Brands Create Market Perceptions

A successful brand is much more than just a name or logo. As suggested in one of the definitions above, brand is the sum of perceptions about a company or product in the minds of consumers. Effective brand building can create and sustain a strong, positive, and lasting impression that is difficult to displace. Brands provide external cues to taste, design, performance, quality, value, or other desired attributes if they are developed and managed properly. Brands convey positive or negative messages about a company, product, or service. Brand perceptions are a direct result of past advertising, promotion, product reputation, and customer experience.

Photo of a Mercedes-Benz car. It has a hood emblem—a silver ring trisected in the middle.

As an automobile brand, the Mercedes-Benz logo suggests high prestige.
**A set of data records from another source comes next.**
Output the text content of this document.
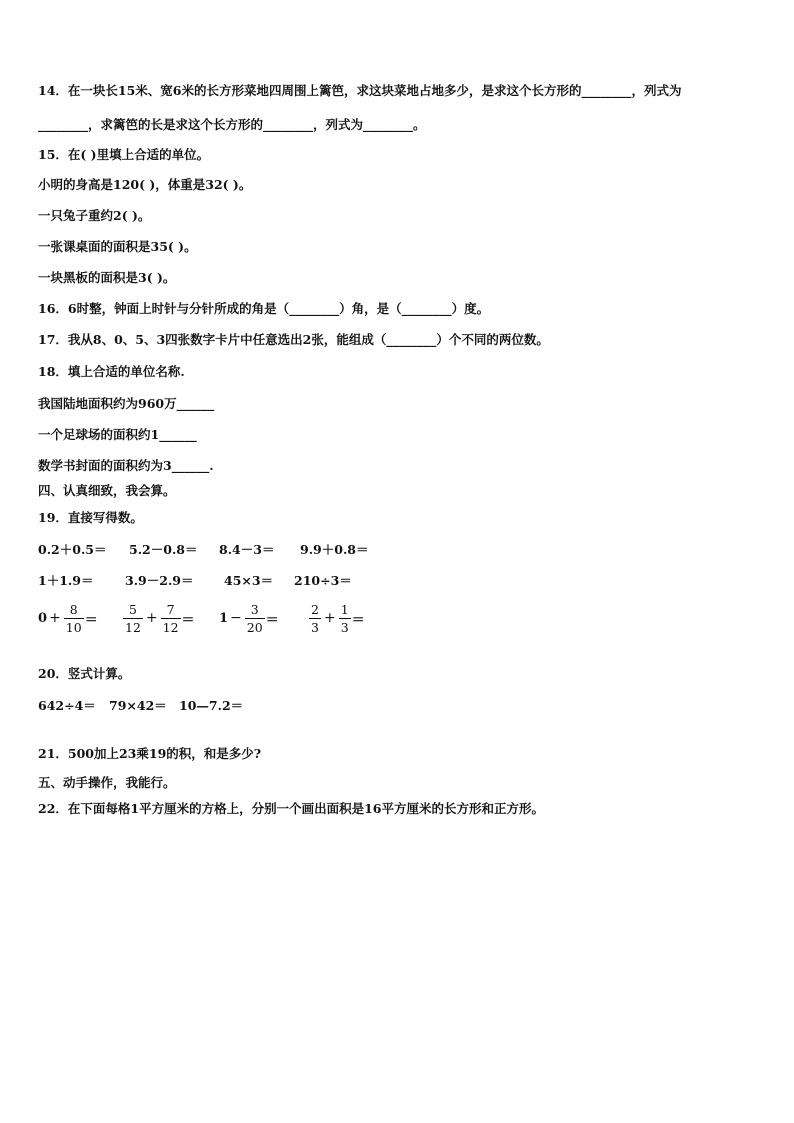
14．在一块长15米、宽6米的长方形菜地四周围上篱笆，求这块菜地占地多少，是求这个长方形的________，列式为
________，求篱笆的长是求这个长方形的________，列式为________。
15．在( )里填上合适的单位。
小明的身高是120( )，体重是32( )。
一只兔子重约2( )。
一张课桌面的面积是35( )。
一块黑板的面积是3( )。
16．6时整，钟面上时针与分针所成的角是（________）角，是（________）度。
17．我从8、0、5、3四张数字卡片中任意选出2张，能组成（________）个不同的两位数。
18．填上合适的单位名称.
我国陆地面积约为960万______
一个足球场的面积约1______
数学书封面的面积约为3______.
四、认真细致，我会算。
19．直接写得数。
0.2＋0.5＝ 5.2－0.8＝ 8.4－3＝ 9.9＋0.8＝
1＋1.9＝	3.9－2.9＝ 45×3＝ 210÷3＝
$0 + \frac{8}{10} = \frac{5}{12} + \frac{7}{12} = 1 - \frac{3}{20} = \frac{2}{3} + \frac{1}{3}$ ＝
20．竖式计算。
642÷4＝ 79×42＝ 10—7.2＝
21．500加上23乘19的积，和是多少?
五、动手操作，我能行。
22．在下面每格1平方厘米的方格上，分别一个画出面积是16平方厘米的长方形和正方形。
A brand can convey multiple levels of meaning, including the following:

  1. Attributes: specific product features. The Mercedes-Benz brand, for example, suggests expensive, well-built, well-engineered, durable vehicles.
  2. Benefits: attributes translate into functional and emotional benefits. Mercedes automobiles suggest prestige, luxury, wealth, reliability, self-esteem.
  3. Values: company values and operational principles. The Mercedes brand evokes company values around excellence, high performance, power.
  4. Culture: cultural elements of the company and brand. Mercedes represents German precision, discipline, efficiency, quality.
  5. Personality: strong brands often project a distinctive personality. The Mercedes brand personality combines luxury and efficiency, precision and prestige.
  6. User: brands may suggest the types of consumers who buy and use the product. Mercedes drivers might be perceived and classified differently than, for example, the drivers of Cadillacs, Corvettes, or BMWs.